Para mitigar os riscos, recomenda-se a criação de programas de educação jurídica específicos para usuários de IA, ensinando-os a verificar citações e entender os limites das ferramentas. Além disso, os tribunais podem desenvolver sistemas de triagem automatizados para identificar petições com potenciais problemas de precisão antes que sobrecarreguem os juízes.
A longo prazo, o sistema judiciário pode precisar evoluir para incorporar a IA como uma ferramenta legítima de acesso à justiça, desde que acompanhada de salvaguardas adequadas.
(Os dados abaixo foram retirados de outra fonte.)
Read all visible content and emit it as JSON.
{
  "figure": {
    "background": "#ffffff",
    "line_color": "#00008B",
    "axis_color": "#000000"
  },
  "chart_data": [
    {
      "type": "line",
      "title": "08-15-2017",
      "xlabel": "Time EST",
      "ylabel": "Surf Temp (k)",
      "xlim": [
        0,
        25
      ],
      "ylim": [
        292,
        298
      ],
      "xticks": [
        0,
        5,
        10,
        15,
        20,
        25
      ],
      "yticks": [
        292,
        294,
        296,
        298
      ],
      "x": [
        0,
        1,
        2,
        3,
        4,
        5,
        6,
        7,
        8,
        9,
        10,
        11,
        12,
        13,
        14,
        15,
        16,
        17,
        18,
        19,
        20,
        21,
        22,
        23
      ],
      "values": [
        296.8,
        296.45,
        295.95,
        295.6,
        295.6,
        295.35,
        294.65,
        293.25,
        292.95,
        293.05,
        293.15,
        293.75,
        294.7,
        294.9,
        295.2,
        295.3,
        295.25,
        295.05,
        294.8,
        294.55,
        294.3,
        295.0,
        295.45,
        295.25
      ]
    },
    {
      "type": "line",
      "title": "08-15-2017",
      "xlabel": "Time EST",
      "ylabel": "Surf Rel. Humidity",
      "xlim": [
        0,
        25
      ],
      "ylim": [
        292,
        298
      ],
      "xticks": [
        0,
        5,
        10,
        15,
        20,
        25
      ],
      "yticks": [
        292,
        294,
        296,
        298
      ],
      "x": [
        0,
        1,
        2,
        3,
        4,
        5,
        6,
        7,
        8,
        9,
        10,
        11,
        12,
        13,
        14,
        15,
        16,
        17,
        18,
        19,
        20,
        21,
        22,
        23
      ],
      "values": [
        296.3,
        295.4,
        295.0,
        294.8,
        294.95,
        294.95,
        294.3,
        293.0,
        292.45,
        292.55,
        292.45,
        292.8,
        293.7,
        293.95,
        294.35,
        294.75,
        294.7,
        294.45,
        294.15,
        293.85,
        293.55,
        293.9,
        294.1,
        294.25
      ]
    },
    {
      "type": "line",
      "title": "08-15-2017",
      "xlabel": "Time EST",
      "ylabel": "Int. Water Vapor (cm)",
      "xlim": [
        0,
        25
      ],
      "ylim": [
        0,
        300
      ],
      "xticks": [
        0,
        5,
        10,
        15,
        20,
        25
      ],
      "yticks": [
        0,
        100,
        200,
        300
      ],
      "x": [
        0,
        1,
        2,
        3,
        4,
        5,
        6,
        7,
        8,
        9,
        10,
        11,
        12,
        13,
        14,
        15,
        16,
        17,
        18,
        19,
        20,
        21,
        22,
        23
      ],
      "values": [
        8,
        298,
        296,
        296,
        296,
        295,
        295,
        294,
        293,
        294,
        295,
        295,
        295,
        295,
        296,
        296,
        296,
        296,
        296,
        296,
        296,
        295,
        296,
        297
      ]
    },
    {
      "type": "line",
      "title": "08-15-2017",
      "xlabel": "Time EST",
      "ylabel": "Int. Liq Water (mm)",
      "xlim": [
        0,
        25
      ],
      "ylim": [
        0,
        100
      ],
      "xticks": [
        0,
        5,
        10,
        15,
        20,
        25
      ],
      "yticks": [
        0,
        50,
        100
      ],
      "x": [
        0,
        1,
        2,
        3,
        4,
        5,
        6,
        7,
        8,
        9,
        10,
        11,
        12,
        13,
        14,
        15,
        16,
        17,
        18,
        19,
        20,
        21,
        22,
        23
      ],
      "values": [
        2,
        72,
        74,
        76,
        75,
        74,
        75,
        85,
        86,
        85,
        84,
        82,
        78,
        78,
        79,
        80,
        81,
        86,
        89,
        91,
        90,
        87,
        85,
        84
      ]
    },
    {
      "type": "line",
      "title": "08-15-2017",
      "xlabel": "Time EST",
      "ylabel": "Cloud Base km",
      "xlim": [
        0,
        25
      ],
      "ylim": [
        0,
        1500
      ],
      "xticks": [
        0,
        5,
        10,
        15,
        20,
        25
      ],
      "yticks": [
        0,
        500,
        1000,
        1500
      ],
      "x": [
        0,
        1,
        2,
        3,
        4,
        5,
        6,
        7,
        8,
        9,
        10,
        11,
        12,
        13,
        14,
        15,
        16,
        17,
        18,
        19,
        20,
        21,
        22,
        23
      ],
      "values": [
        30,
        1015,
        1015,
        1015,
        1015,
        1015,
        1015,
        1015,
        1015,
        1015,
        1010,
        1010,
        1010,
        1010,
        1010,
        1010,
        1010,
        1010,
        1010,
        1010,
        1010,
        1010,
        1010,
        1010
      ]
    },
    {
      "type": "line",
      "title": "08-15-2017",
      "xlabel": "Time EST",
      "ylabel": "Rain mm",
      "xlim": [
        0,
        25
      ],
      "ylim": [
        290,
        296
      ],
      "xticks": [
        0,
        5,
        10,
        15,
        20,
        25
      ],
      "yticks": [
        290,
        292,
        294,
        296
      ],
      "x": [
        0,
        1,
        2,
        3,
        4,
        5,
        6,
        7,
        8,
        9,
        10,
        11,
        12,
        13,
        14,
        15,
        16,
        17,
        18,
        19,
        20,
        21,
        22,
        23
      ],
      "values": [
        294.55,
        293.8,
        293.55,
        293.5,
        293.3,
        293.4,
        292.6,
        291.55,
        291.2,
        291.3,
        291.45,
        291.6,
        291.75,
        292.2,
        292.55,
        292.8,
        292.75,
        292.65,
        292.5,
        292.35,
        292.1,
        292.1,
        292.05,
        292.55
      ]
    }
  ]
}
A experiência dos EUA servirá como um estudo de caso global para outros países, incluindo o Brasil, que enfrentam desafios semelhantes na interseção entre tecnologia e direito.
Perguntas Frequentes
❓ O que são ações 'pro se' e por que estão aumentando com a IA?
Ações 'pro se' são processos judiciais movidos por pessoas sem representação de advogado. A IA generativa permite que estas pessoas redijam petições complexas, reduzindo a barreira de entrada e causando um aumento de 40% em 2025.
❓ Quais são os principais riscos do uso de IA por litigantes pro se?
Os principais riscos incluem a geração de citações fictícias ('alucinações'), argumentos juridicamente inválidos e a sobrecarga dos tribunais com petições de baixa qualidade que exigem revisão cuidadosa.
❓ Como os tribunais estão respondendo a esta tendência?
Tribunais estão implementando regras que exigem certificação de verificação humana de conteúdo gerado por IA, emitindo orientações sobre os riscos e, em alguns casos, aplicando sanções por submissões imprecisas.
Conclusão
O uso de IA generativa por litigantes pro se está remodelando o sistema judiciário federal dos EUA, com um aumento de 40% nas ações da ADA Title III em 2025. Embora democratize o acesso à justiça, a tendência traz desafios significativos de precisão e integridade processual, exigindo respostas regulatórias e educacionais urgentes.
Advogados e operadores do direito devem se preparar para um cenário onde petições geradas por IA serão a norma, não a exceção.